Литературная традиция впитала поэтическую образность эллинистической мысли, переплелась с семитической традицией, воплощенной в библейской символике. Структурные элементы текста, восходящие к единому первичному источнику (Священное Писание, Символа Веры, творения Св. Отцов) образуют “мифологически-символический пласт” (К. Станчев), присутствующий в структуре каждого художественного образа и лежащий в основе создания текста.

Ряд библейских образов, получивших значение религиозных символов, связан с мифологическими представлениями древнейшего периода, а «мифология, объединенная с диалектикой, превращается в догмат и даже в догматическое богословие» [Лосев 1990: 496]. Основываясь на авторитете Климента Александрийского, в сходном ключе развивает мысль и J. Danielou “Ainsi ce ne sont pas seulement les dovgmata que les philosophes grecs ont empruntés mais les paravdoxa que les mythes grecs ont reproduits, les uns et les autres en les deformant”[Danielou 1961: 88].

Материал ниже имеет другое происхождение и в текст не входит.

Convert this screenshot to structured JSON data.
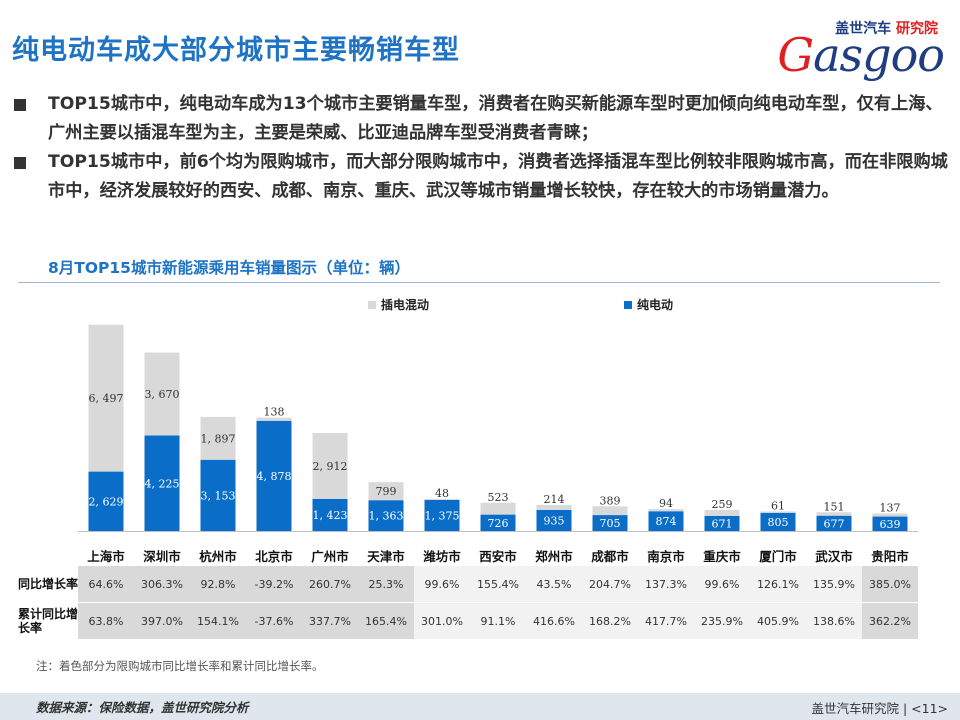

В зависимости от характера исходного текста, обширную группу составляют литургические образы, восходящие к ветхозаветному тексту и мифу (колесница Илии, корабль Ионы, мать-земля, вода жизни), и образы, основанные на евангельских притчах (притча о соли, притча о талантах, притча о неводе, притча о двух должниках и т.д.). Используя данные источники в качестве структурных элементов для своих произведений, гимнографы опирались на христианскую доктрину и древнее учение Церкви. Это влияние проявляется не только в “заимствовании” тех или иных формул и текстовых блоков, но и в авторской концепции экзегезы, отборе основных тем и характере их трактовки, предпочтении прямых цитат или аллюзий. Как риторические формы организации литургического дискурса выделяются парадокс и антиномия, антитеза, синкрисис и аллегореза.

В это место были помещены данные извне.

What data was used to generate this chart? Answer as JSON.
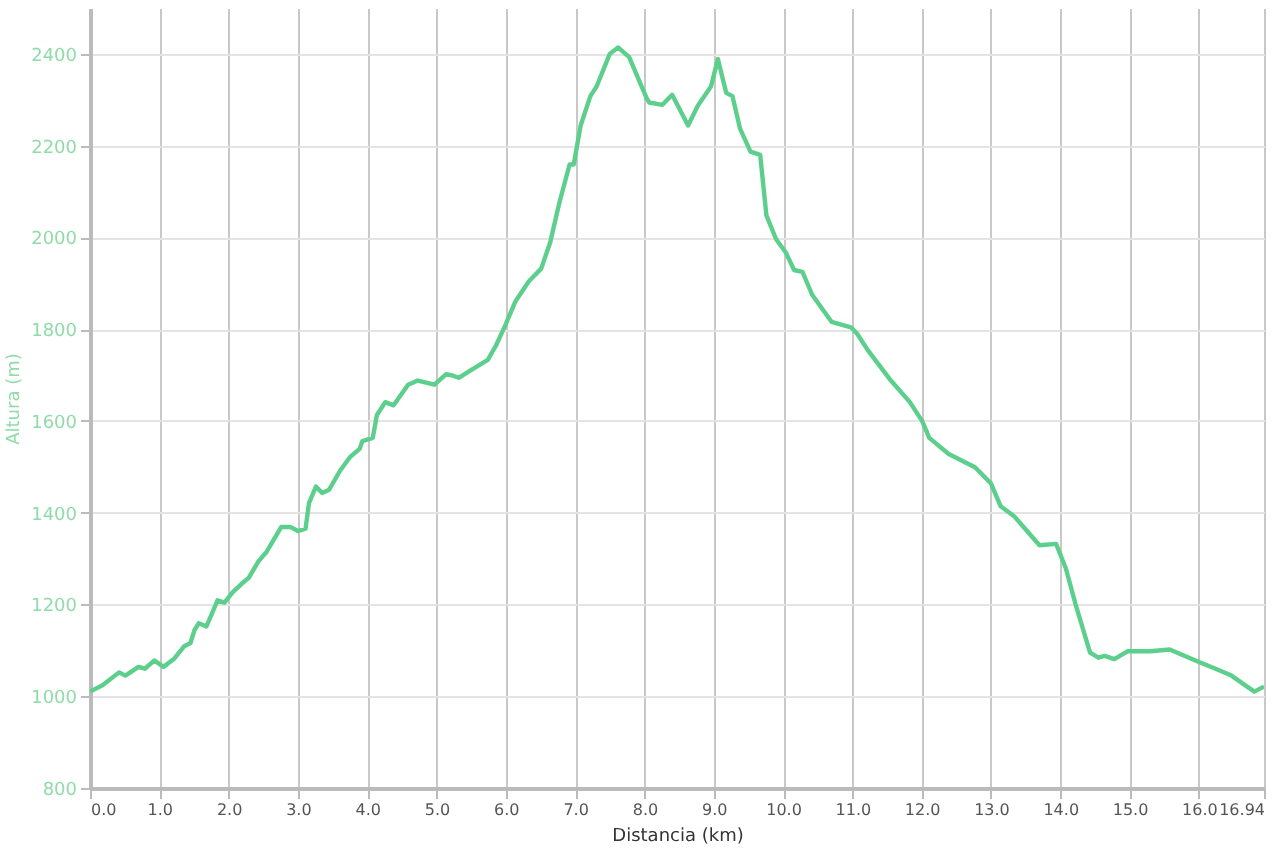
{
  "chart_data": {
    "type": "line",
    "xlabel": "Distancia (km)",
    "ylabel": "Altura (m)",
    "xlim": [
      0,
      16.94
    ],
    "ylim": [
      800,
      2500
    ],
    "xticks": [
      {
        "value": 0,
        "label": "0.0"
      },
      {
        "value": 1,
        "label": "1.0"
      },
      {
        "value": 2,
        "label": "2.0"
      },
      {
        "value": 3,
        "label": "3.0"
      },
      {
        "value": 4,
        "label": "4.0"
      },
      {
        "value": 5,
        "label": "5.0"
      },
      {
        "value": 6,
        "label": "6.0"
      },
      {
        "value": 7,
        "label": "7.0"
      },
      {
        "value": 8,
        "label": "8.0"
      },
      {
        "value": 9,
        "label": "9.0"
      },
      {
        "value": 10,
        "label": "10.0"
      },
      {
        "value": 11,
        "label": "11.0"
      },
      {
        "value": 12,
        "label": "12.0"
      },
      {
        "value": 13,
        "label": "13.0"
      },
      {
        "value": 14,
        "label": "14.0"
      },
      {
        "value": 15,
        "label": "15.0"
      },
      {
        "value": 16,
        "label": "16.0"
      },
      16.94
    ],
    "yticks": [
      800,
      1000,
      1200,
      1400,
      1600,
      1800,
      2000,
      2200,
      2400
    ],
    "grid": true,
    "marker": "none",
    "line_style": "solid",
    "x": [
      0,
      0.18,
      0.42,
      0.51,
      0.7,
      0.79,
      0.93,
      1.06,
      1.21,
      1.36,
      1.45,
      1.51,
      1.57,
      1.68,
      1.84,
      1.94,
      2.06,
      2.18,
      2.29,
      2.43,
      2.55,
      2.76,
      2.89,
      3.0,
      3.11,
      3.16,
      3.26,
      3.35,
      3.45,
      3.61,
      3.75,
      3.89,
      3.93,
      4.08,
      4.14,
      4.26,
      4.38,
      4.59,
      4.73,
      4.97,
      5.14,
      5.25,
      5.32,
      5.48,
      5.74,
      5.86,
      6.0,
      6.14,
      6.33,
      6.51,
      6.64,
      6.77,
      6.92,
      6.98,
      7.08,
      7.22,
      7.31,
      7.5,
      7.62,
      7.78,
      7.92,
      8.04,
      8.07,
      8.26,
      8.4,
      8.63,
      8.77,
      8.96,
      9.06,
      9.18,
      9.27,
      9.38,
      9.53,
      9.67,
      9.76,
      9.9,
      10.04,
      10.16,
      10.28,
      10.42,
      10.7,
      10.98,
      11.07,
      11.22,
      11.54,
      11.83,
      12.01,
      12.11,
      12.39,
      12.77,
      13.0,
      13.14,
      13.33,
      13.7,
      13.94,
      14.08,
      14.22,
      14.43,
      14.55,
      14.64,
      14.78,
      14.97,
      15.3,
      15.58,
      15.95,
      16.24,
      16.47,
      16.8,
      16.94
    ],
    "series": [
      {
        "color": "#5ccf8c",
        "values": [
          1010,
          1024,
          1052,
          1045,
          1064,
          1060,
          1078,
          1064,
          1081,
          1109,
          1116,
          1145,
          1159,
          1152,
          1209,
          1204,
          1227,
          1244,
          1258,
          1294,
          1315,
          1369,
          1369,
          1360,
          1365,
          1421,
          1457,
          1443,
          1450,
          1492,
          1521,
          1539,
          1556,
          1563,
          1613,
          1641,
          1634,
          1679,
          1688,
          1679,
          1702,
          1698,
          1694,
          1709,
          1733,
          1765,
          1811,
          1861,
          1904,
          1932,
          1989,
          2074,
          2159,
          2159,
          2244,
          2308,
          2329,
          2400,
          2414,
          2393,
          2343,
          2301,
          2294,
          2289,
          2311,
          2244,
          2287,
          2329,
          2389,
          2315,
          2308,
          2237,
          2187,
          2180,
          2048,
          1996,
          1967,
          1929,
          1925,
          1875,
          1816,
          1804,
          1790,
          1755,
          1691,
          1641,
          1599,
          1563,
          1528,
          1499,
          1464,
          1414,
          1393,
          1329,
          1332,
          1279,
          1201,
          1095,
          1084,
          1088,
          1081,
          1098,
          1098,
          1102,
          1078,
          1060,
          1045,
          1010,
          1021
        ]
      }
    ]
  }
}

Перенесение исходного символа в новые тексты, равно как и последующий перевод этих текстов вызывает эффект “неравенства слова себе” (А. А. Потебня). Понимание герменевтики в первую очередь как исторического метода требует обращения к разновременным переводам. Возникающий в связи с этим герменевтический феномен заключается в принципиальной неполноте любого перевода, пытающегося «выразить невыразимое». В трактовке Г. Г. Гадамера «иноязычность – предельный случай общей герменевтической сложности: чуждость и ее преодоление». Феномен перевода связан с диалектикой Логоса и антиномией единого и многого, в частности, у Климента Александрийского содержится мысль о многообразии откровения Логоса различным народам и религиям, которое достигает своей полноты в христианстве как Церковь и Царство Слова. Призыв к проповеди благовестия другим народам делает необходимым и перевод Слова на национальные языки. Блаженный Августин усматривает в этом одно из следствий Вавилонского столпотворения. «Отец герменевтики» в целом обрисовывает герменевтическую проблематику сравнительного изучения переводов, связывая появление разных переводов с различным осмыслением оригинала. «Хотя, не прибегнув к подлиннику, нельзя знать, кто из переводчиков точнее перевел место сие, несмотря на то, умному читателю тот и другой перевод раскрывают очень многое» [Августин 2006: 85]. Обращаясь к варьированию между списками, Августин касается и вопросов трудностей и неисправностей перевода, обусловленных неоднозначностью слов подлинника. Решение данной проблемы он видит в обращении к оригиналу, ориентации на более точные образцы, а также сравнении между собой «как можно больше переводчиков, углубляясь в их разности». Эти исходные принципы библейской герменевтики «во всеоружии» методов исторического языкознания могут быть с успехом применены и к разновременным переводам текстов Триоди.